We see that for every feature, if it had duplicates, we have entries in the list, otherwise, we have empty lists. Let's explore those features with duplicates now:

**Print the number of keys in our dictionary!**

In [33]:
print(len(duplicated_feat_pairs.keys()))

152


**Print the features with its duplicates**

In [34]:
for feat in duplicated_feat_pairs.keys():
    if len(duplicated_feat_pairs[feat]) > 0:
        print(feat, duplicated_feat_pairs[feat])
        print()

var_37 ['var_148']

var_84 ['var_199']

var_143 ['var_296']

var_177 ['var_250']

var_226 ['var_232']

var_229 ['var_269']



**Check var_37 and var_148**

In [35]:
X_train[['var_37', 'var_148']].head(10)

Unnamed: 0,var_37,var_148
17967,0,0
32391,0,0
9341,0,0
7929,0,0
46544,0,0
4149,0,0
33426,0,0
3002,0,0
6974,0,0
16864,0,0


In [36]:
X_train['var_37'].unique()

array([ 0,  3,  6,  9, 12, 21, 33, 15], dtype=int64)

In [37]:
X_train['var_148'].unique()

array([ 0,  3,  6,  9, 12, 21, 33, 15], dtype=int64)

In [38]:
X_train['var_37'].unique() == X_train['var_148'].unique()
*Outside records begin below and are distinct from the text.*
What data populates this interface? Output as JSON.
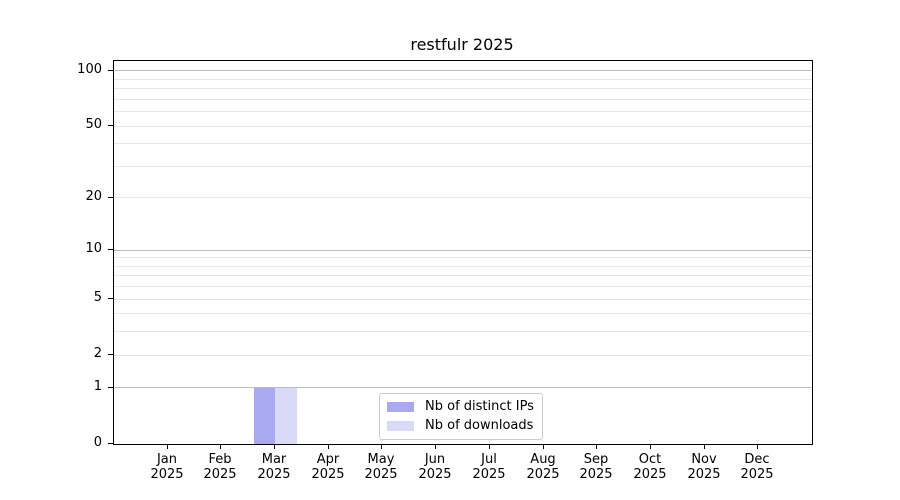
{
  "chart_data": {
    "type": "bar",
    "title": "restfulr 2025",
    "categories": [
      "Jan",
      "Feb",
      "Mar",
      "Apr",
      "May",
      "Jun",
      "Jul",
      "Aug",
      "Sep",
      "Oct",
      "Nov",
      "Dec"
    ],
    "category_year": "2025",
    "series": [
      {
        "name": "Nb of distinct IPs",
        "color": "#a9a9f2",
        "values": [
          0,
          0,
          1,
          0,
          0,
          0,
          0,
          0,
          0,
          0,
          0,
          0
        ]
      },
      {
        "name": "Nb of downloads",
        "color": "#d9d9f8",
        "values": [
          0,
          0,
          1,
          0,
          0,
          0,
          0,
          0,
          0,
          0,
          0,
          0
        ]
      }
    ],
    "y_scale": "log10(value+1)",
    "y_ticks": [
      0,
      1,
      2,
      5,
      10,
      20,
      50,
      100
    ],
    "y_major_gridlines": [
      1,
      10,
      100
    ],
    "y_minor_gridlines": [
      2,
      3,
      4,
      5,
      6,
      7,
      8,
      9,
      20,
      30,
      40,
      50,
      60,
      70,
      80,
      90
    ],
    "y_top_value": 113,
    "xlim_months": [
      -1,
      12
    ],
    "bar_width_months": 0.4,
    "grid": true,
    "legend_position": "lower center"
  },
  "colors": {
    "axis": "#000000",
    "major_grid": "#bdbdbd",
    "minor_grid": "#e8e8e8",
    "legend_border": "#cccccc",
    "text": "#000000",
    "background": "#ffffff"
  }
}
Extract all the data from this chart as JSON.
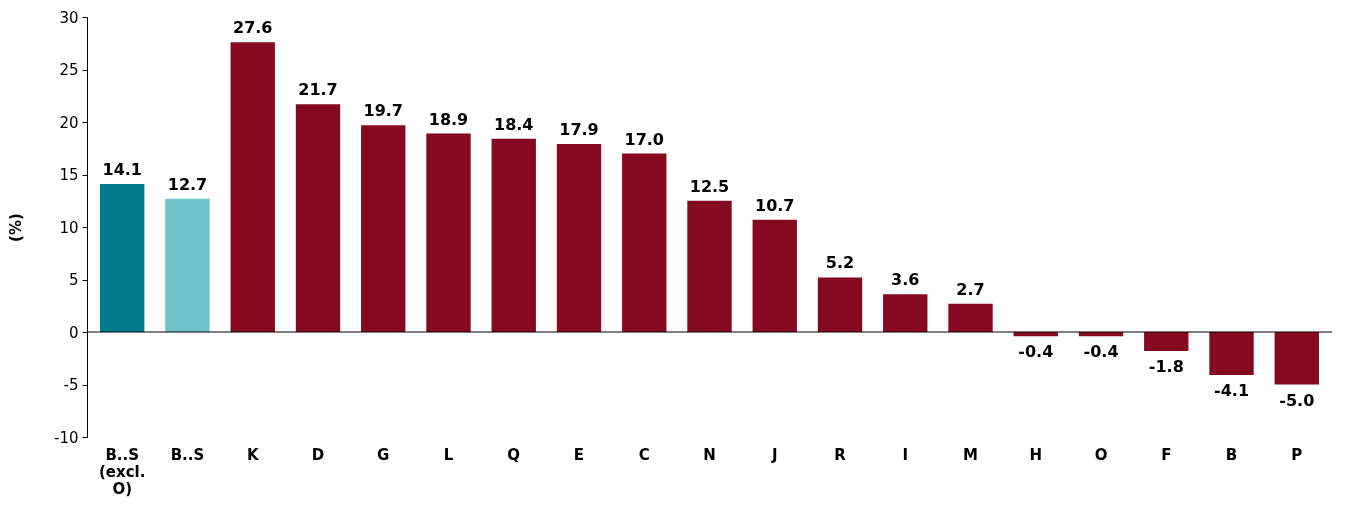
{
  "chart_data": {
    "type": "bar",
    "ylabel": "(%)",
    "categories": [
      "B..S (excl. O)",
      "B..S",
      "K",
      "D",
      "G",
      "L",
      "Q",
      "E",
      "C",
      "N",
      "J",
      "R",
      "I",
      "M",
      "H",
      "O",
      "F",
      "B",
      "P"
    ],
    "values": [
      14.1,
      12.7,
      27.6,
      21.7,
      19.7,
      18.9,
      18.4,
      17.9,
      17.0,
      12.5,
      10.7,
      5.2,
      3.6,
      2.7,
      -0.4,
      -0.4,
      -1.8,
      -4.1,
      -5.0
    ],
    "value_labels": [
      "14.1",
      "12.7",
      "27.6",
      "21.7",
      "19.7",
      "18.9",
      "18.4",
      "17.9",
      "17.0",
      "12.5",
      "10.7",
      "5.2",
      "3.6",
      "2.7",
      "-0.4",
      "-0.4",
      "-1.8",
      "-4.1",
      "-5.0"
    ],
    "colors": [
      "#007a8c",
      "#6dc2cc",
      "#85091f",
      "#85091f",
      "#85091f",
      "#85091f",
      "#85091f",
      "#85091f",
      "#85091f",
      "#85091f",
      "#85091f",
      "#85091f",
      "#85091f",
      "#85091f",
      "#85091f",
      "#85091f",
      "#85091f",
      "#85091f",
      "#85091f"
    ],
    "ylim": [
      -10,
      30
    ],
    "yticks": [
      -10,
      -5,
      0,
      5,
      10,
      15,
      20,
      25,
      30
    ]
  }
}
array([ True,  True,  True,  True,  True,  True,  True,  True])

**Explore parts of the dataframe where the values in**

In [39]:
X_train[X_train['var_37'] != 0][['var_37', 'var_148']].head(10)

Unnamed: 0,var_37,var_148
37493,3,3
20251,6,6
4264,6,6
48480,3,3
31607,3,3
41172,3,3
13502,3,3
7759,3,3
46118,3,3
2638,3,3


As we see, these features are indeed identical :)

**Remove the duplicates!**

In [40]:
X_train = X_train[duplicated_feat_pairs.keys()]
X_test = X_test[duplicated_feat_pairs.keys()]
X_train.shape, X_test.shape

((35000, 152), (15000, 152))

We removed 6 features, and finally from **300** features, **152** remained!